Empatia e transtornos de personalidade

A comparação entre autismo e transtornos de personalidade ajuda a esclarecer o tipo de empatia que falta em cada um. Em transtornos de personalidade como o antissocial ou narcisista, a pessoa geralmente consegue entender o que os outros estão sentindo, mas escolhe ignorar ou até explorar essas emoções. O transtorno antissocial, por exemplo, pode envolver manipulação ou insensibilidade ao sofrimento alheio, sem qualquer preocupação com o impacto emocional. Essa diferença é essencial: enquanto no autismo a empatia é prejudicada por dificuldades em perceber as emoções, nos transtornos de personalidade a falta de empatia está ligada a um desinteresse ou manipulação ativa.

Feedbacks e expectativas no trabalho

Infelizmente, essas nuances nem sempre são compreendidas em ambientes profissionais, resultando em feedbacks que podem impactar negativamente a autoestima de pessoas autistas. Um exemplo é o caso desse paciente que mencionei. Esse tipo de crítica — “Você não tem empatia!” — pode gerar grande frustração, pois, apesar das dificuldades, muitas pessoas autistas se preocupam genuinamente com os outros e com o ambiente de trabalho.

Esse feedback reflete um mal-entendido sobre o que significa demonstrar empatia no contexto do autismo. Em muitos casos, o autista pode estar realmente interessado no bem-estar dos colegas, mas enfrenta desafios em expressar isso de uma forma perceptível. Quando as expectativas sociais não são comunicadas de maneira clara, essas pessoas podem se sentir mal compreendidas e até alienadas no ambiente de trabalho.

Inclusão e compreensão

Para evitar mal-entendidos é fundamental promover uma cultura de inclusão e conscientização. Treinamentos que ajudem gestores e colegas de trabalho a entender as diferenças na maneira como a empatia é expressa por pessoas no espectro autista podem melhorar as relações no ambiente de trabalho. Dar feedback construtivo e claro, focado no comportamento específico a ser melhorado, em vez de críticas vagas sobre “falta de empatia”, pode tornar o ambiente de trabalho mais acolhedor.
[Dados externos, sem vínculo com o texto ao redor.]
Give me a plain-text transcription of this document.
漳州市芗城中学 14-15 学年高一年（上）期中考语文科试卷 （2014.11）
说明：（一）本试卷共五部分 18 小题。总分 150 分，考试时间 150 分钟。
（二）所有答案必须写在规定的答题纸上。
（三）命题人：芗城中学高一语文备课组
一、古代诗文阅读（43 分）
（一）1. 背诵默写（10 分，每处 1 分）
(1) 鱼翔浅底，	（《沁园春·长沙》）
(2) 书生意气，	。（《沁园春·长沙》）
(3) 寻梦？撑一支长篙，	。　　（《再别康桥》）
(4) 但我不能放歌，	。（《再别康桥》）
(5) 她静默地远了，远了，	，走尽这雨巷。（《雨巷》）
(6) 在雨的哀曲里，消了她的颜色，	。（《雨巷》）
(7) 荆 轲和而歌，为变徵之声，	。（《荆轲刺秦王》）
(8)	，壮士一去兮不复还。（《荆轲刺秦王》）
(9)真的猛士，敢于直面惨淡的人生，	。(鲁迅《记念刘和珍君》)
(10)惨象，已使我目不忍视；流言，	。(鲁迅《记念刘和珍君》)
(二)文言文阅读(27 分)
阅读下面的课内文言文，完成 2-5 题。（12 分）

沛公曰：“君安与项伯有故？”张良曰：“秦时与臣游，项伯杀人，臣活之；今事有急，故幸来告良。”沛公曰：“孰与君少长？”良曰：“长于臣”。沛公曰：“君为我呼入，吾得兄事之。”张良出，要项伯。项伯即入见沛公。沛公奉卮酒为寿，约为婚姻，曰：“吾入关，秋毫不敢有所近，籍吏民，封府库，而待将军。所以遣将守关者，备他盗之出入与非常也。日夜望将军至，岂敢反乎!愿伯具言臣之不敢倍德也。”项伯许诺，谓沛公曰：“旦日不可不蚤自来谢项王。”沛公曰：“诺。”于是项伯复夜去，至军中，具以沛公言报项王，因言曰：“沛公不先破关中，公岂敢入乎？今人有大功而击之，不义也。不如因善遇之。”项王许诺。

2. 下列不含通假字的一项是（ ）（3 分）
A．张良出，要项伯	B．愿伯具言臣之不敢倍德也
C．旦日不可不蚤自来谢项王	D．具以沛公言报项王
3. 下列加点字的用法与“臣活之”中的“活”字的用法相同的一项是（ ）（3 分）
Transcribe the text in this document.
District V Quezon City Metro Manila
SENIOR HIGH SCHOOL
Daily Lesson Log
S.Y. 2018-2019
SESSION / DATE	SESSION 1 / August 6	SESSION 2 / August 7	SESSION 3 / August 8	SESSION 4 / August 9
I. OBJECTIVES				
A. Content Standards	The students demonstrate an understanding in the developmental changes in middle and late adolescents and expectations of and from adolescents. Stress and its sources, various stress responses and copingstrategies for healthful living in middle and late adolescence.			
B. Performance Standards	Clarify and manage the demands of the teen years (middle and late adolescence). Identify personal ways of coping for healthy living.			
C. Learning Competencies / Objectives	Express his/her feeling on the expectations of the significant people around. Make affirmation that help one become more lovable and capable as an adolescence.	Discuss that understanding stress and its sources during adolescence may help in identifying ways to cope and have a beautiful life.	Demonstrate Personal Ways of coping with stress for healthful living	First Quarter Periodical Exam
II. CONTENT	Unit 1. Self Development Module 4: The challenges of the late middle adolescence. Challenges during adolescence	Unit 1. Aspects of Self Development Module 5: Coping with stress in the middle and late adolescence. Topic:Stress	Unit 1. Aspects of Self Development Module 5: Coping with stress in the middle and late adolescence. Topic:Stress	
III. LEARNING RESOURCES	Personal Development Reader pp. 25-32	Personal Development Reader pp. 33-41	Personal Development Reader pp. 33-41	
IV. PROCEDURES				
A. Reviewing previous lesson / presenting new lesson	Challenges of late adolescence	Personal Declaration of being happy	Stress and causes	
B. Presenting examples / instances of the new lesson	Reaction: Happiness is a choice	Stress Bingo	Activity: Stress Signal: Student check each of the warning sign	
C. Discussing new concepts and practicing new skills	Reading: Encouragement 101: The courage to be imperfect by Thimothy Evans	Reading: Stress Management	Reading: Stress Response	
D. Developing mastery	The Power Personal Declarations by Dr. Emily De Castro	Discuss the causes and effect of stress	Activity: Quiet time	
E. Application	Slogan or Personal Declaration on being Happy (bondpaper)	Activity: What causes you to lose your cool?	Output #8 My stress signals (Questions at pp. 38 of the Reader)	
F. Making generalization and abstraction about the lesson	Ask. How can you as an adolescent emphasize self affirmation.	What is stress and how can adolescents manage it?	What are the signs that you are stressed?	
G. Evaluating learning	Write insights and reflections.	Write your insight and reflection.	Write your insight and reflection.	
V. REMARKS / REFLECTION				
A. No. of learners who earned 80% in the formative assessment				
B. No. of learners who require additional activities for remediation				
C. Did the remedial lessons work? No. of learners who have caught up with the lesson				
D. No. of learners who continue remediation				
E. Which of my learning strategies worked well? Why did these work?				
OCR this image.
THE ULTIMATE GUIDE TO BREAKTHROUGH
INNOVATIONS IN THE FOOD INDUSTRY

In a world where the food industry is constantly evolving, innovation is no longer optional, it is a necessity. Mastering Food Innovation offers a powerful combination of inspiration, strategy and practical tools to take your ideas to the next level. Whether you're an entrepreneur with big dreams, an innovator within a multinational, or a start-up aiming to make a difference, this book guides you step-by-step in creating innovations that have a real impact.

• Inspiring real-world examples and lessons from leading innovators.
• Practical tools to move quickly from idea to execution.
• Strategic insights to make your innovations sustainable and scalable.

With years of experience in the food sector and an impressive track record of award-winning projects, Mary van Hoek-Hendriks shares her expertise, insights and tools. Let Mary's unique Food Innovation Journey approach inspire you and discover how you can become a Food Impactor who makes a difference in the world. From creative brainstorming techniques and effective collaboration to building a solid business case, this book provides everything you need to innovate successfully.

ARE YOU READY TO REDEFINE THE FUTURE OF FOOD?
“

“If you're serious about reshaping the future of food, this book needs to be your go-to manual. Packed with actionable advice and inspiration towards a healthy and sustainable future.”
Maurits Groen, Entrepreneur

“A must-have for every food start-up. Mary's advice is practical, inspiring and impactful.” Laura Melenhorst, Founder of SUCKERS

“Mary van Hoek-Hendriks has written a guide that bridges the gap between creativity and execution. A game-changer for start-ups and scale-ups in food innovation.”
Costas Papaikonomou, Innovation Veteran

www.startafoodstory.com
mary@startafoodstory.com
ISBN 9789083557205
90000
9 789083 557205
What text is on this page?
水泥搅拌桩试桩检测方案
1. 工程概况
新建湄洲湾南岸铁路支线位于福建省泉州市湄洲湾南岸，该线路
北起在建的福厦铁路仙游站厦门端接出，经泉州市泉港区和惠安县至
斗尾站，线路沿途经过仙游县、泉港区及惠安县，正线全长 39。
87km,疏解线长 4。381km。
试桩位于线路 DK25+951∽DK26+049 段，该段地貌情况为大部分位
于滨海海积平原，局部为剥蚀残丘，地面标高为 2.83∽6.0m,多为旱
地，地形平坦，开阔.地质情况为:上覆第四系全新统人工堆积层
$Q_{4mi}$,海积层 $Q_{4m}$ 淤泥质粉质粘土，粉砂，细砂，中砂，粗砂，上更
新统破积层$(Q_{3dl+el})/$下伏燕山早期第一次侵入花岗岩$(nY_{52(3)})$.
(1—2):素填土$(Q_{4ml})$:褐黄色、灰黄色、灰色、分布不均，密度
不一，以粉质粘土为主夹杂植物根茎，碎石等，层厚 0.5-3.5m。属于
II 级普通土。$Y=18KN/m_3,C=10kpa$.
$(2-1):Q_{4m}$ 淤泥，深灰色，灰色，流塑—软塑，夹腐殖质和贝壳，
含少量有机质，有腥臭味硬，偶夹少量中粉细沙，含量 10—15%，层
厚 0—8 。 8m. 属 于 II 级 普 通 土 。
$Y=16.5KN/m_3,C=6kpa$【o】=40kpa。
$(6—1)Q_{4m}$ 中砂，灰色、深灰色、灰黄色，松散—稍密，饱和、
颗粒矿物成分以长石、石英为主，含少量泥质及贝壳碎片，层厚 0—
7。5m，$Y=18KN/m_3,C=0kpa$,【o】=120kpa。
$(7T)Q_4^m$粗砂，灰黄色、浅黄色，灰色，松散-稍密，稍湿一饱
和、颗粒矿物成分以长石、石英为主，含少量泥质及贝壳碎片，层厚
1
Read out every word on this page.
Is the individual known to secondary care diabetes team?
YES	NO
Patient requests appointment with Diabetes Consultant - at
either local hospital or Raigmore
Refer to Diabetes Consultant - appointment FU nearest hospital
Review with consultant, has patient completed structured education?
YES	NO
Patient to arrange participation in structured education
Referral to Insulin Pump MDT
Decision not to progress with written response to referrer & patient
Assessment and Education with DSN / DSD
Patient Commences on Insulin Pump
Além disso, é importante apoiar pessoas autistas a desenvolver habilidades de comunicação que as ajudem a expressar sua empatia de forma mais clara para os outros. Estratégias como escuta ativa e treinamento em habilidades sociais podem facilitar o processo de adaptação social e ajudar a evitar julgamentos errôneos.

Leitura social

A empatia nas pessoas com autismo é frequentemente mal interpretada, e é preciso desmistificar a ideia de que elas não se importam com os outros. Entender que a dificuldade está na leitura social, e não na ausência de sentimentos, é crucial para reduzir mal-entendidos. Ao promover conscientização sobre essas diferenças, podemos criar ambientes de trabalho e sociais mais inclusivos, onde pessoas no espectro autista possam se sentir mais aceitas e compreendidas.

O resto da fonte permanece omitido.